Blanchiment : le modèle nordique de « transparence » à l’épreuve des affaires

Samedi 30 mars 2019

Blanchiment : le modèle nordique de « transparence » à l’épreuve des affaires

30/03/2019 | 08:01

STOCKHOLM (awp/afp) - Ont-ils péché par excès de confiance ? Les pays nordiques sont frappés de stupéfaction en découvrant jour après jour l’ampleur des affaires de blanchiment mettant en cause leurs banques et leur sacrosaint modèle de « transparence » cité en exemple dans le monde entier.

La crise financière de 2008 avait enfoncé un coin dans la vertu présumée des banques nordiques en dévoilant l’étendue des investissements dans des actifs « pourris » des établissements islandais, laissés quasiment à l’agonie puis assainis.

Mais les banques des autres pays de la région avaient été largement épargnées par le scandale.

Plus d’une décennie plus tard, les révélations de transactions suspectes de la Danoise Danske Bank en Estonie et la perquisition du siège de Swedbank près de Stockholm ont ébranlé les consciences dans les monarchies luthériennes, dont les églises ont longtemps retenti des sermons associant lucre et perdition des âmes.

"Dès qu’une affaire de cette nature arrive, on réagit très violemment (…). C’est une question de mentalité : les Scandinaves ont confiance en leurs institutions", explique Christian Bjørnskov, professeur d’économie à l’université d’Aarhus au Danemark.

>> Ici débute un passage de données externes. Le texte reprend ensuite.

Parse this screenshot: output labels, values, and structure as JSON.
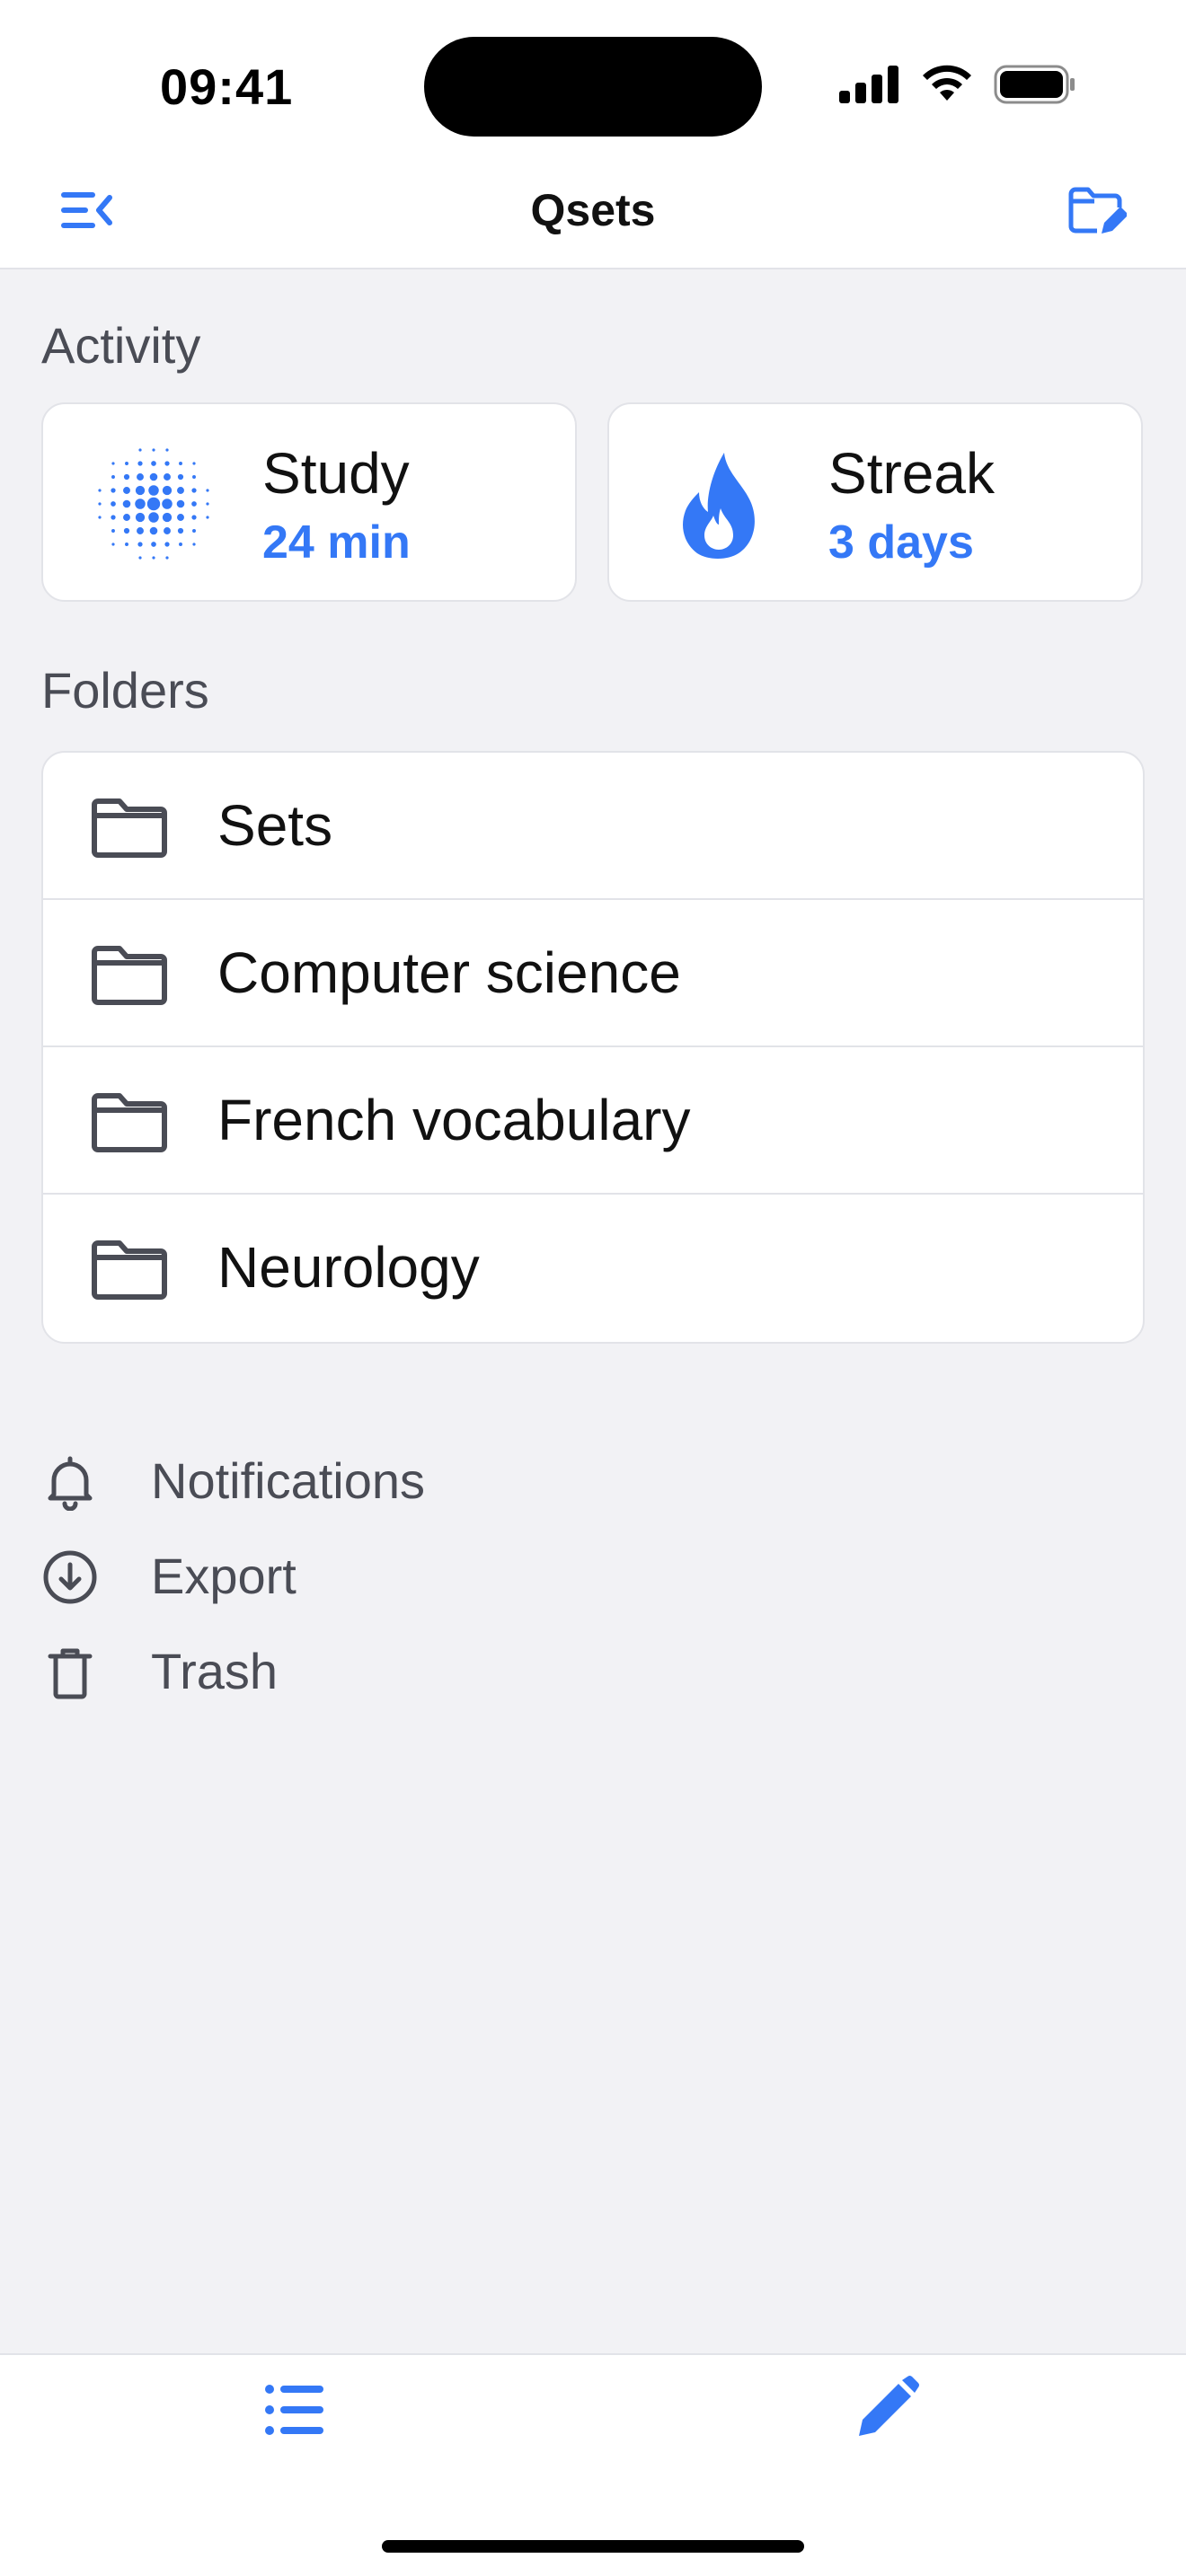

Ces mêmes monarchies scandinaves qui ont inventé un « modèle » de prospérité fondé - à grands traits - sur un juste équilibre entre liberté d’entreprendre et protection sociale, le tout cautionné par un haut degré de transparence.

Innocence révolue

Les fonds douteux impliquant Danske Bank atteignent la somme mirobolante de 200 milliards d’euros.

« Le temps de l’innocence est révolu depuis longtemps. Il est temps de réaliser que les grandes banques nordiques (…) ont sapé leur réputation internationale », tonnait vendredi le quotidien financier suédois Dagens Industri.

« C’est justement cette réputation flatteuse qui les exposait à devenir un instrument pour laver l’argent sale ».

Première banque nordique, Nordea, qui vient de délocaliser son siège de Stockholm à Helsinki pour des raisons fiscales mal digérées en Suède, fait également l’objet de soupçons.

Le coup est d’autant plus rude en Suède que Swedbank était perçu comme un établissement pour « bons pères de famille », né en 1997 de la fusion de deux caisses d’épargne populaire à « faible risque ».

Or Swedbank opère aujourd’hui dans une région à hauts risques, à savoir les pays Baltes dont elle est le premier prêteur privé et par où transitent des fortunes en provenance de Russie.

Comment expliquer que le Danemark et la Suède, respectivement première et troisième du classement annuel de l’ONG Transparency International sur la perception de la corruption, fassent aujourd’hui figure, comme l’écrit Dagens Industri, de « paradis du blanchiment » ?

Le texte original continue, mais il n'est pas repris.